Another reason that no longer exists on SPLC’s website is that I called for a ban of the face veil, or niqab. They cited an article of mine as evidence, but in that very article you’ll find that I explicitly state that I do not believe in a blanket ban on the face veil. And again, that reason they originally cited was removed. So the Southern Poverty Law Center is “reverse engineering” the reasons for why they listed me because none of them stack up.
[Author's note: To be clear, SPLC says that “Nawaz called for criminalizing the wearing of the veil … in many public places.” This is partly consistent, I believe, with what Nawaz argues in the cited article, although Nawaz doesn’t use the word “criminalize” and he explicitly opposes a blanket ban. He cites reasons like the following for his position: “Here’s my test: where a balaclava, motorcycle helmet or face mask would be deemed inappropriate, so should a niqab”; “the quid pro quo is that when everyone else in society is expected to identify themselves, a Muslim woman wearing a niqab should not be exempted”; “In light of recent death threats I received from the Somali terrorist group al-Shabab … these concerns are all the more relevant to me personally”; and “the ultra-conservative view stating Muslim women must cover their faces applies — even within their own medieval framework of reasoning — only when they are outdoors.” I encourage readers to examine these excerpts in context; it remains true that this originally cited reason is no longer found on the SPLC website.]
This is why I don’t really think it’s right to have me defend myself. The truth is that SPLC’s reasons speak for themselves — they are ever-changing and self-contradictory. Frankly, what I don’t understand is how an organization that has built up, historically, such a level of respect can be so amateur in its approach to evidence and so cavalier in how it treats the safety of the people it’s targeting. As I said, this organization was set up to defend people like me, not to put a target on my head.
A final question: You coined the term “regressive leftism” in "Radical." I have found this to be quite useful for denoting individuals who ignore the causal role of religious ideology by focusing more or less exclusively on political grievances — such as the West’s protracted history of genuinely ignominious meddling in Middle Eastern affairs. Yet the term has proven to be elastic, with many “classical liberal” and “new atheist” types applying it to folks who care about social justice, feminism, racial discrimination and so on. Any thoughts about this semantic drift?
I coined the term for a very specific purpose. The Wikipedia entry, for example, elaborates exactly why I coined it. But since then it has taken on a life of its own, with people especially on the alt-right using it.
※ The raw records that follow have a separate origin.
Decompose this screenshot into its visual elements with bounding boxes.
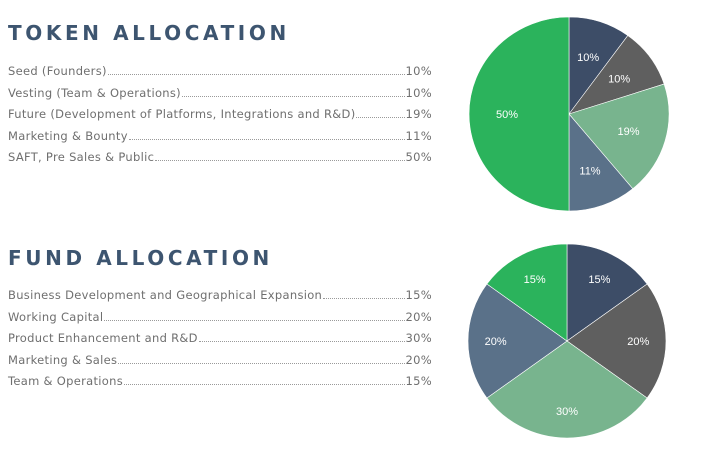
list-item-value: 15% — [405, 288, 432, 302]
pie-slice — [566, 243, 648, 342]
list-item-label: Marketing & Sales — [8, 352, 118, 367]
pie-slice — [566, 283, 667, 399]
dot-leader — [104, 319, 405, 321]
list-item-value: 15% — [405, 374, 432, 388]
fund-allocation-title: FUND ALLOCATION — [8, 246, 273, 270]
list-item-value: 10% — [405, 85, 432, 100]
pie-slice-label: 20% — [485, 336, 507, 348]
pie-slice-label: 19% — [617, 126, 639, 138]
pie-slice-label: 10% — [608, 74, 630, 86]
dot-leader — [356, 117, 405, 118]
dot-leader — [323, 298, 405, 299]
pie-slice-label: 15% — [588, 274, 610, 286]
pie-slice-label: 15% — [524, 274, 546, 286]
list-item-label: Marketing & Bounty — [8, 128, 128, 143]
list-item-value: 10% — [405, 64, 432, 78]
pie-slice-label: 11% — [579, 166, 600, 178]
dot-leader — [198, 341, 405, 342]
dot-leader — [128, 138, 405, 140]
list-item: Seed (Founders) 10% — [8, 64, 432, 86]
pie-slice — [467, 283, 568, 399]
list-item: Vesting (Team & Operations) 10% — [8, 86, 432, 108]
list-item: Future (Development of Platforms, Integr… — [8, 107, 432, 129]
pie-slice — [486, 340, 648, 439]
list-item-label: Vesting (Team & Operations) — [8, 85, 181, 100]
token-allocation-pie-chart: 10% 10% 19% 11% 50% — [468, 16, 670, 212]
token-allocation-title: TOKEN ALLOCATION — [8, 21, 290, 45]
fund-allocation-list: Business Development and Geographical Ex… — [8, 288, 432, 396]
dot-leader — [118, 362, 405, 364]
fund-allocation-pie-chart: 15% 20% 30% 20% 15% — [467, 243, 667, 439]
list-item-label: SAFT, Pre Sales & Public — [8, 150, 155, 164]
list-item-value: 19% — [405, 107, 432, 121]
list-item: Product Enhancement and R&D 30% — [8, 331, 432, 353]
pie-slice — [468, 16, 570, 212]
list-item: Marketing & Bounty 11% — [8, 129, 432, 151]
dot-leader — [181, 95, 405, 97]
dot-leader — [107, 74, 405, 75]
list-item-label: Future (Development of Platforms, Integr… — [8, 107, 356, 121]
list-item: Marketing & Sales 20% — [8, 353, 432, 375]
list-item-value: 50% — [405, 150, 432, 164]
pie-slice — [568, 83, 670, 190]
pie-slice — [486, 243, 568, 342]
pie-slice — [568, 113, 634, 212]
dot-leader — [155, 160, 405, 161]
pie-slice-label: 50% — [496, 109, 518, 121]
list-item-label: Business Development and Geographical Ex… — [8, 288, 323, 302]
list-item: Team & Operations 15% — [8, 374, 432, 396]
dot-leader — [124, 384, 405, 385]
list-item-value: 30% — [405, 331, 432, 345]
pie-slice-label: 10% — [577, 52, 599, 64]
list-item-value: 20% — [405, 352, 432, 367]
list-item-label: Working Capital — [8, 309, 104, 324]
list-item: SAFT, Pre Sales & Public 50% — [8, 150, 432, 172]
list-item-label: Product Enhancement and R&D — [8, 331, 198, 345]
list-item-value: 11% — [405, 128, 432, 143]
list-item-value: 20% — [405, 309, 432, 324]
pie-slice-label: 30% — [556, 406, 578, 418]
list-item-label: Team & Operations — [8, 374, 123, 388]
token-allocation-list: Seed (Founders) 10% Vesting (Team & Opera… — [8, 64, 432, 172]
pie-slice-label: 20% — [627, 336, 649, 348]
list-item-label: Seed (Founders) — [8, 64, 107, 78]
list-item: Working Capital 20% — [8, 310, 432, 332]
list-item: Business Development and Geographical Ex… — [8, 288, 432, 310]
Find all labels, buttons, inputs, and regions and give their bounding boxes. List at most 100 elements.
Others who have asked me about this issue and I say to them, “Look, it’s just like the word ‘racism,’ which has been abused, overused, and been thrown at people wrongly, as well as the word ‘anti-Muslim extremist.’” These distortions don’t mean there’s no substance to the original sense of the term, they don’t mean that we should stop using the word “racist” wherever relevant and appropriate — and likewise with “regressive leftism.” What needs to happen is for responsible people — those who actually care about language and the meaning of words, like George Orwell did — to advise everyone else to stop using words where they are not appropriate.